Facts about Edna St. Vincent Millay
Edna St. Vincent Millay Biography
Poet Edna St. Vincent Millay was nationally popular during the 1920s and 1930s for her knowing and expertly crafted love poems.
Raised in poverty in Maine, when she was 19 Millay wrote “Renascence,” the poem that made her famous and inspired a benefactor to pay her way through Vassar College.
Millay graduated from Vassar and published her first collection of poems in 1917.
She moved to Greenwich Village in New York City and soon got a contract to write for Vanity Fair while touring Europe.
Millay’s bohemian lifestyle continued even after she married a Dutch businessman, Eugen Jan Boissevain, in 1923. A striking redhead, Millay was known to take both men and women as lovers (leaving plenty of heartbreak behind, it’s said).
Millay was the third woman to win a Pulitzer Prize, awarded in 1923 for “The Ballad of the Harp-Weaver.”
She and her husband settled on a New York farm property of more than 700 acres, dubbed Steepletop. He attended to domestic needs and Millay wrote poetry.
Millay continued to be productive through the 1930s, but her health declined due to abusing morphine and alcohol following a serious automobile accident.
A pacifist during World War II, she alienated many friends and critics by the end of the war, and her husband died suddenly in 1949.

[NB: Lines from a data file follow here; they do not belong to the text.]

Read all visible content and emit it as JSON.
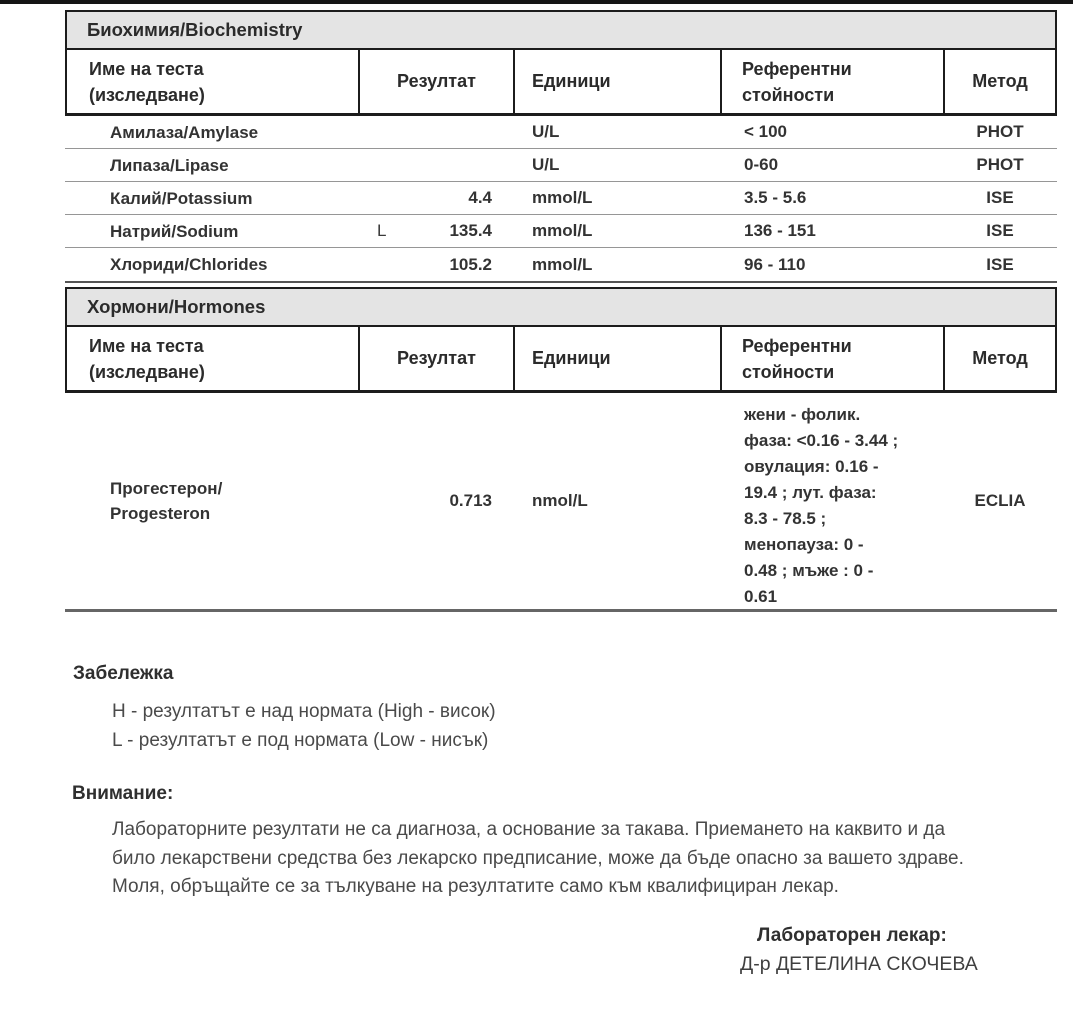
{
  "tables": [
    {
      "section_title": "Биохимия/Biochemistry",
      "columns": {
        "name": "Име на теста\n(изследване)",
        "result": "Резултат",
        "units": "Единици",
        "reference": "Референтни\nстойности",
        "method": "Метод"
      },
      "rows": [
        {
          "name": "Амилаза/Amylase",
          "flag": "",
          "result": "",
          "units": "U/L",
          "reference": "< 100",
          "method": "PHOT"
        },
        {
          "name": "Липаза/Lipase",
          "flag": "",
          "result": "",
          "units": "U/L",
          "reference": "0-60",
          "method": "PHOT"
        },
        {
          "name": "Калий/Potassium",
          "flag": "",
          "result": "4.4",
          "units": "mmol/L",
          "reference": "3.5 - 5.6",
          "method": "ISE"
        },
        {
          "name": "Натрий/Sodium",
          "flag": "L",
          "result": "135.4",
          "units": "mmol/L",
          "reference": "136 - 151",
          "method": "ISE"
        },
        {
          "name": "Хлориди/Chlorides",
          "flag": "",
          "result": "105.2",
          "units": "mmol/L",
          "reference": "96 - 110",
          "method": "ISE"
        }
      ]
    },
    {
      "section_title": "Хормони/Hormones",
      "columns": {
        "name": "Име на теста\n(изследване)",
        "result": "Резултат",
        "units": "Единици",
        "reference": "Референтни\nстойности",
        "method": "Метод"
      },
      "rows": [
        {
          "name": "Прогестерон/\nProgesteron",
          "flag": "",
          "result": "0.713",
          "units": "nmol/L",
          "reference": "жени - фолик.\nфаза: <0.16 - 3.44 ;\nовулация: 0.16 -\n19.4 ; лут. фаза:\n8.3 - 78.5 ;\nменопауза: 0 -\n0.48 ; мъже : 0 -\n0.61",
          "method": "ECLIA",
          "tall": true
        }
      ]
    }
  ],
  "notes": {
    "title": "Забележка",
    "lines": [
      "H - резултатът е над нормата (High - висок)",
      "L - резултатът е под нормата (Low - нисък)"
    ]
  },
  "warning": {
    "title": "Внимание:",
    "text": "Лабораторните резултати не са диагноза, а основание за такава. Приемането на каквито и да\nбило лекарствени средства без лекарско предписание, може да бъде опасно за вашето здраве.\nМоля, обръщайте се за тълкуване на резултатите само към квалифициран лекар."
  },
  "signature": {
    "label": "Лабораторен лекар:",
    "name": "Д-р ДЕТЕЛИНА СКОЧЕВА"
  }
}
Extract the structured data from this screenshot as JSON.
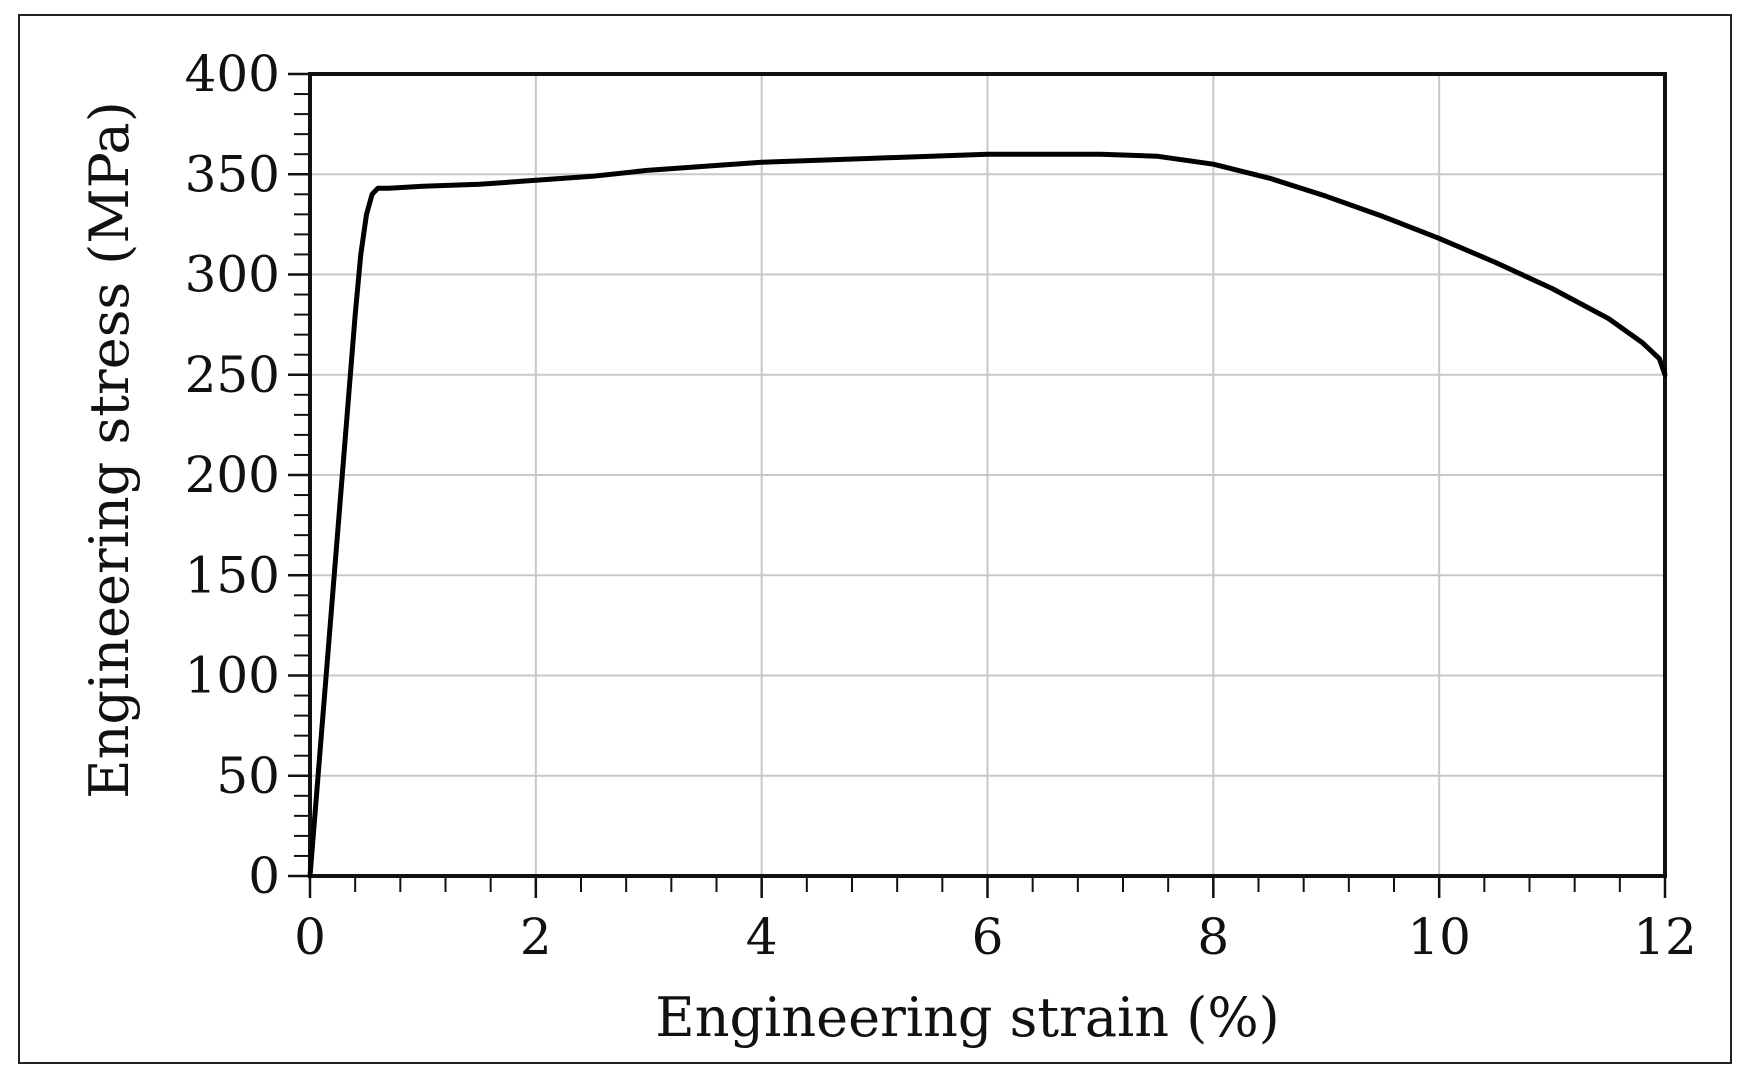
{
  "chart_data": {
    "type": "line",
    "title": "",
    "xlabel": "Engineering strain (%)",
    "ylabel": "Engineering stress (MPa)",
    "xlim": [
      0,
      12
    ],
    "ylim": [
      0,
      400
    ],
    "x_ticks": [
      0,
      2,
      4,
      6,
      8,
      10,
      12
    ],
    "y_ticks": [
      0,
      50,
      100,
      150,
      200,
      250,
      300,
      350,
      400
    ],
    "x_tick_labels": [
      "0",
      "2",
      "4",
      "6",
      "8",
      "10",
      "12"
    ],
    "y_tick_labels": [
      "0",
      "50",
      "100",
      "150",
      "200",
      "250",
      "300",
      "350",
      "400"
    ],
    "grid": true,
    "legend": "none",
    "line_color": "#000000",
    "series": [
      {
        "x": [
          0,
          0.1,
          0.2,
          0.3,
          0.4,
          0.45,
          0.5,
          0.55,
          0.6,
          0.7,
          1.0,
          1.5,
          2.0,
          2.5,
          3.0,
          3.5,
          4.0,
          5.0,
          6.0,
          6.5,
          7.0,
          7.5,
          8.0,
          8.5,
          9.0,
          9.5,
          10.0,
          10.5,
          11.0,
          11.5,
          11.8,
          11.95,
          12.0
        ],
        "y": [
          0,
          70,
          140,
          210,
          280,
          310,
          330,
          340,
          343,
          343,
          344,
          345,
          347,
          349,
          352,
          354,
          356,
          358,
          360,
          360,
          360,
          359,
          355,
          348,
          339,
          329,
          318,
          306,
          293,
          278,
          266,
          258,
          250
        ]
      }
    ]
  }
}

Millay continued to decline and died fourteen months later, found dead at the bottom of a flight of stairs.
Known for her excellent technical talents, Millay is mostly known for bringing a woman’s independence and sexuality into American poetry, and for her seemingly rebellious, hedonistic lifestyle.
Millay’s most famous poems include “Love is Not All,” “Euclid Alone Has Looked on Beauty Bare,” “Lament” and “Time Does Not Bring Relief.”
Edna Millay’s middle name was St. Vincent, after the local hospital, in a tribute to the hospital for saving her brother’s life… Edna St. Vincent Millay was called “Vincent” by friends and family.